Thursday, June 28, 2012

HEAVEN: valuable 4-generation snapshot discoved

Three days intensive scanning of my father's compiled genealogy, and we're beginning to see the light of day. My genealogy will be much easier to scan, since it is organized and in notebooks.

Among the treasures is this four-generation picture I didn't know existed. I know it's not much too look at, but it means the world to me. (No, I don't have cataracts in my right eye.)

The baby is my oldest daughter Tamara Jeanne (Smith) Rounds, 6 weeks of age.
Tammy is held by my father, Glen S. Player, M. D.
Dad has his arm around his mother, Myrtle Eliza (Weiser) Player Severinson.
I am on the right, also helping Grandma stand up.
Taken in February 1972 at the home of Glen and Blanche Player in Bellevue, Washington.

Grandma had Lou Gherig's disease, and would die about six months after this photo was taken.

I remember this visit well.
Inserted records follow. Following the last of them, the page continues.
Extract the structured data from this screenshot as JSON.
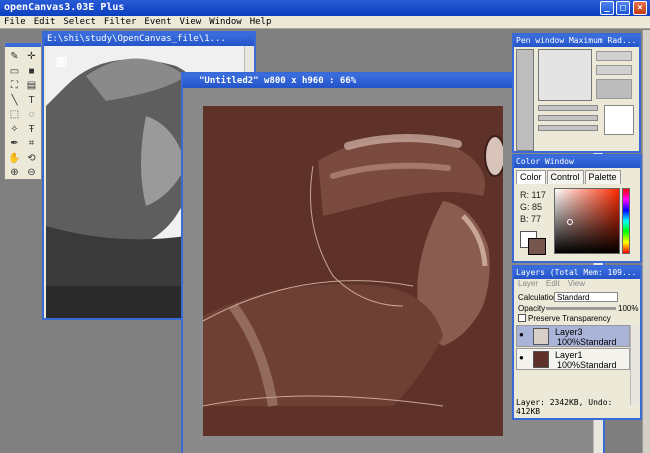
{
  "app": {
    "title": "openCanvas3.03E Plus",
    "controls": {
      "minimize": "_",
      "maximize": "□",
      "close": "×"
    }
  },
  "menu": [
    "File",
    "Edit",
    "Select",
    "Filter",
    "Event",
    "View",
    "Window",
    "Help"
  ],
  "toolbox": {
    "tools": [
      {
        "name": "pen-tool-icon",
        "glyph": "✎"
      },
      {
        "name": "move-tool-icon",
        "glyph": "✛"
      },
      {
        "name": "rectangle-select-icon",
        "glyph": "▭"
      },
      {
        "name": "fill-black-icon",
        "glyph": "■"
      },
      {
        "name": "bucket-fill-icon",
        "glyph": "⛶"
      },
      {
        "name": "gradient-icon",
        "glyph": "▤"
      },
      {
        "name": "line-tool-icon",
        "glyph": "╲"
      },
      {
        "name": "text-tool-icon",
        "glyph": "T"
      },
      {
        "name": "marquee-icon",
        "glyph": "⬚"
      },
      {
        "name": "lasso-icon",
        "glyph": "◌"
      },
      {
        "name": "magic-wand-icon",
        "glyph": "✧"
      },
      {
        "name": "text-vertical-icon",
        "glyph": "Ŧ"
      },
      {
        "name": "eyedropper-icon",
        "glyph": "✒"
      },
      {
        "name": "crop-icon",
        "glyph": "⌗"
      },
      {
        "name": "hand-tool-icon",
        "glyph": "✋"
      },
      {
        "name": "rotate-tool-icon",
        "glyph": "⟲"
      },
      {
        "name": "zoom-in-icon",
        "glyph": "⊕"
      },
      {
        "name": "zoom-out-icon",
        "glyph": "⊖"
      }
    ]
  },
  "reference_window": {
    "title": "E:\\shi\\study\\OpenCanvas_file\\1...",
    "overlay_text": "图"
  },
  "canvas_window": {
    "title": "\"Untitled2\" w800 x h960 : 66%"
  },
  "pen_window": {
    "title": "Pen window  Maximum Rad..."
  },
  "color_window": {
    "title": "Color Window",
    "tabs": [
      "Color",
      "Control",
      "Palette"
    ],
    "active_tab": "Color",
    "r_label": "R:",
    "r": "117",
    "g_label": "G:",
    "g": "85",
    "b_label": "B:",
    "b": "77",
    "fg_color": "#75554d",
    "bg_color": "#ffffff"
  },
  "layer_window": {
    "title": "Layers (Total Mem: 109...",
    "menu": [
      "Layer",
      "Edit",
      "View"
    ],
    "calculation_label": "Calculation",
    "calculation_value": "Standard",
    "opacity_label": "Opacity",
    "opacity_value": "100%",
    "preserve_label": "Preserve Transparency",
    "layers": [
      {
        "name": "Layer3",
        "mode": "100%Standard",
        "selected": true
      },
      {
        "name": "Layer1",
        "mode": "100%Standard",
        "selected": false
      }
    ],
    "status": "Layer: 2342KB, Undo: 412KB"
  }
}
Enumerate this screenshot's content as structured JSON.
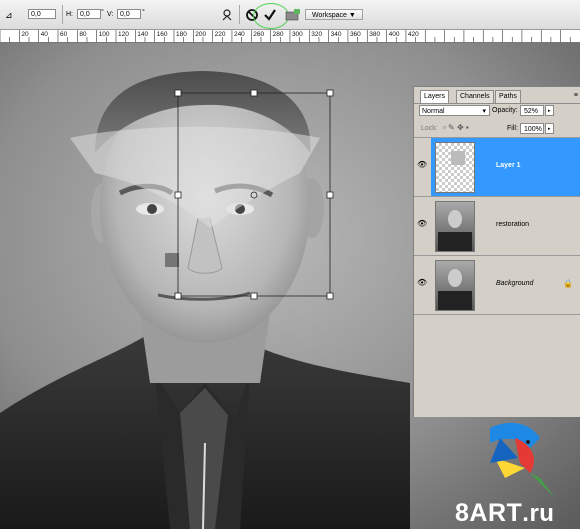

Tammy was really too young to travel, but we made the trip anyway. I recall thinking I'd rather come up and visit Grandma now than attend her funeral in a few weeks.

At this stage of the disease, Grandma couldn't speak, so she communicated in writing. Instead of going through reams of paper, Dad thought to get her a "magic slate" similar to this one for sale at It's the kind of inexpensive kid's toy where you write with a plastic or wooden stylus on film covering black waxed background. When you are through with one message, you lift up the film to erase the previous message. That was high-tech texting circa 1972.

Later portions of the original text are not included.